Higher education roundup

  • Universities across the country steer mandatory student fee proceeds and other privileges to intensely ideological Public Interest Research Groups [David Seidemann, City Journal; PIRG’s crucial role in backing the truly ghastly CPSIA law on children’s products] When a university shuts off this money spigot, does the First Amendment cut more in favor of the group’s right to go on collecting money, or the rights of “students compelled to fund advocacy with which they may not agree”? [Short Circuit, scroll to 14th item on Ninth Circuit decision in Arizona Students’ Association v. Arizona Board of Regents]
  • Appeal to “personal experience, performance, and radical politics” changing college debate for the worse [John Hinderaker, PowerLine, 2014 (thanks commenter for spotting date)]

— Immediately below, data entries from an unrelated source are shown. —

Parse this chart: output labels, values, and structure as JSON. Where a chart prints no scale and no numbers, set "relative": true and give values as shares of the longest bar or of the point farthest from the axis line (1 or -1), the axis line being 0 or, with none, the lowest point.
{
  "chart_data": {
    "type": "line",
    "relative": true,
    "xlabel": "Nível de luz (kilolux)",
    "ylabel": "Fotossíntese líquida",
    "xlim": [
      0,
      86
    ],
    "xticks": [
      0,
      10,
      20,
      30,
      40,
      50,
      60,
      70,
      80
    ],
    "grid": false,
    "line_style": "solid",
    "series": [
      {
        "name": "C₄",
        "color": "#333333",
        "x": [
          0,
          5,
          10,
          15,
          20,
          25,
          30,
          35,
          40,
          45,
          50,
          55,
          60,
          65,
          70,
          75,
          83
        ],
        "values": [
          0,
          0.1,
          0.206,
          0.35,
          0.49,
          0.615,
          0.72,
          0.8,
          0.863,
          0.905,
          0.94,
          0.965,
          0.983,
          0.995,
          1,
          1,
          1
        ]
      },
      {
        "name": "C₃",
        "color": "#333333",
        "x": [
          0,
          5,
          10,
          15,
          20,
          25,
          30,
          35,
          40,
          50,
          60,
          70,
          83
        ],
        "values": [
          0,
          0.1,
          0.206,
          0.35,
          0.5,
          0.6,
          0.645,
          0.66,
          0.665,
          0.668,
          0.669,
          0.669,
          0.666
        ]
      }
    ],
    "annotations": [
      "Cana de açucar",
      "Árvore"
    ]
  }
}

  • “The Perils of Writing a Provocative Email at Yale” [Conor Friedersdorf, The Atlantic, on Nicholas and Erika Christakis case at Yale; Paul Caron/TaxProf with more links] More: Identity, activism. and sensitivity on campus: Nathan Heller report from Oberlin [New Yorker]

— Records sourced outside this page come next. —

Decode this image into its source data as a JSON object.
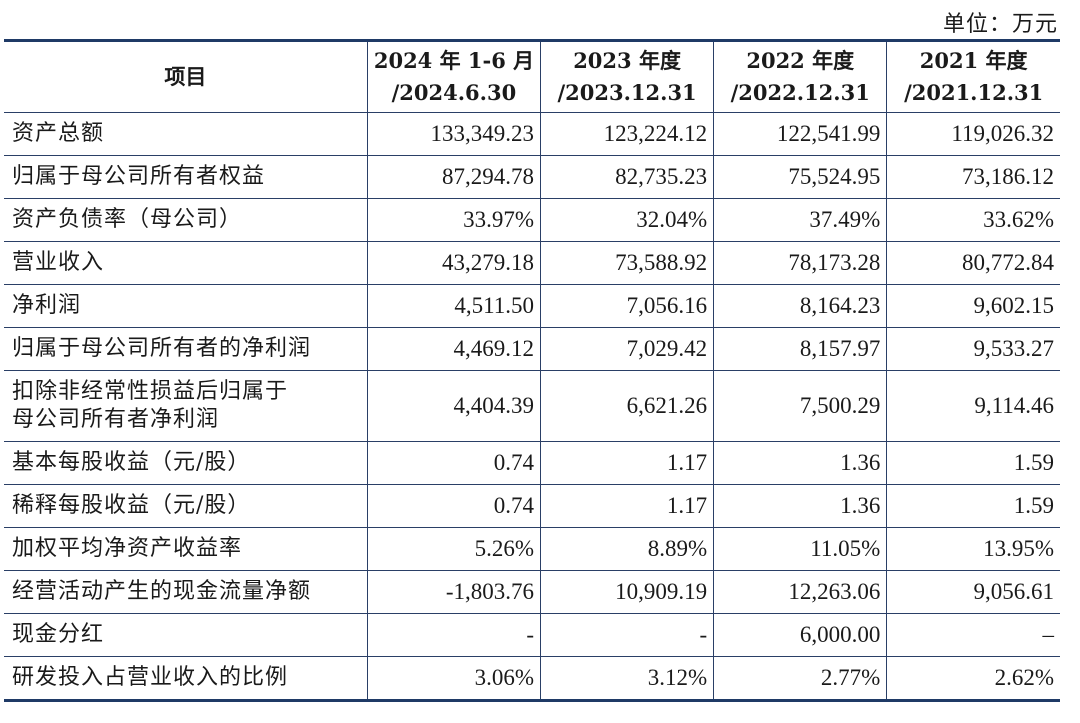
{
  "unit_note": "单位：万元",
  "header": {
    "item": "项目",
    "periods": [
      {
        "line1": "2024 年 1-6 月",
        "line2": "/2024.6.30"
      },
      {
        "line1": "2023 年度",
        "line2": "/2023.12.31"
      },
      {
        "line1": "2022 年度",
        "line2": "/2022.12.31"
      },
      {
        "line1": "2021 年度",
        "line2": "/2021.12.31"
      }
    ]
  },
  "rows": [
    {
      "label": "资产总额",
      "values": [
        "133,349.23",
        "123,224.12",
        "122,541.99",
        "119,026.32"
      ]
    },
    {
      "label": "归属于母公司所有者权益",
      "values": [
        "87,294.78",
        "82,735.23",
        "75,524.95",
        "73,186.12"
      ]
    },
    {
      "label": "资产负债率（母公司）",
      "values": [
        "33.97%",
        "32.04%",
        "37.49%",
        "33.62%"
      ]
    },
    {
      "label": "营业收入",
      "values": [
        "43,279.18",
        "73,588.92",
        "78,173.28",
        "80,772.84"
      ]
    },
    {
      "label": "净利润",
      "values": [
        "4,511.50",
        "7,056.16",
        "8,164.23",
        "9,602.15"
      ]
    },
    {
      "label": "归属于母公司所有者的净利润",
      "values": [
        "4,469.12",
        "7,029.42",
        "8,157.97",
        "9,533.27"
      ]
    },
    {
      "label_line1": "扣除非经常性损益后归属于",
      "label_line2": "母公司所有者净利润",
      "values": [
        "4,404.39",
        "6,621.26",
        "7,500.29",
        "9,114.46"
      ]
    },
    {
      "label": "基本每股收益（元/股）",
      "values": [
        "0.74",
        "1.17",
        "1.36",
        "1.59"
      ]
    },
    {
      "label": "稀释每股收益（元/股）",
      "values": [
        "0.74",
        "1.17",
        "1.36",
        "1.59"
      ]
    },
    {
      "label": "加权平均净资产收益率",
      "values": [
        "5.26%",
        "8.89%",
        "11.05%",
        "13.95%"
      ]
    },
    {
      "label": "经营活动产生的现金流量净额",
      "values": [
        "-1,803.76",
        "10,909.19",
        "12,263.06",
        "9,056.61"
      ]
    },
    {
      "label": "现金分红",
      "values": [
        "-",
        "-",
        "6,000.00",
        "–"
      ]
    },
    {
      "label": "研发投入占营业收入的比例",
      "values": [
        "3.06%",
        "3.12%",
        "2.77%",
        "2.62%"
      ]
    }
  ]
}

  • Government is our provider: new push to extend school feeding program into community colleges [George Leef, Pope Center]

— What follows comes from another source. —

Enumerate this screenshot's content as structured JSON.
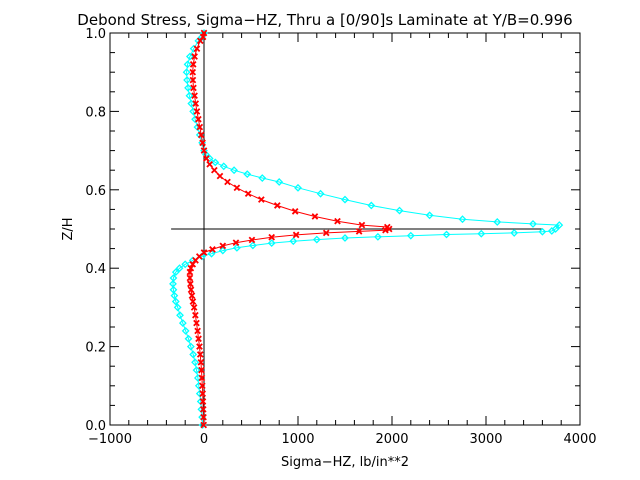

  • University of Northern Colorado: “‘Bias Response Team’ Threatened Prof To Change His Lessons” [Jillian Kay Melchior, Heat Street] Candidates for tenure at Pomona College will need to explain what they are doing to promote diversity in classroom [Inside Higher Ed]
  • “When Social Justice Education Is Mandatory, But Math Is Not” [Robby Soave; University of Massachusetts, Amherst]

2 Comments

  • I agree with Hinderaker’s take on the decline of “debate,” but how did this 2014 article work its way into the July 2016 blog? I was going to run with it with righteous indignation on my own social media, until I saw that it was a story I heard about 2 years ago.

  • Thanks for spotting the date, which had slipped completely by me when I ran across the piece via someone’s recent link. Added a note to that effect.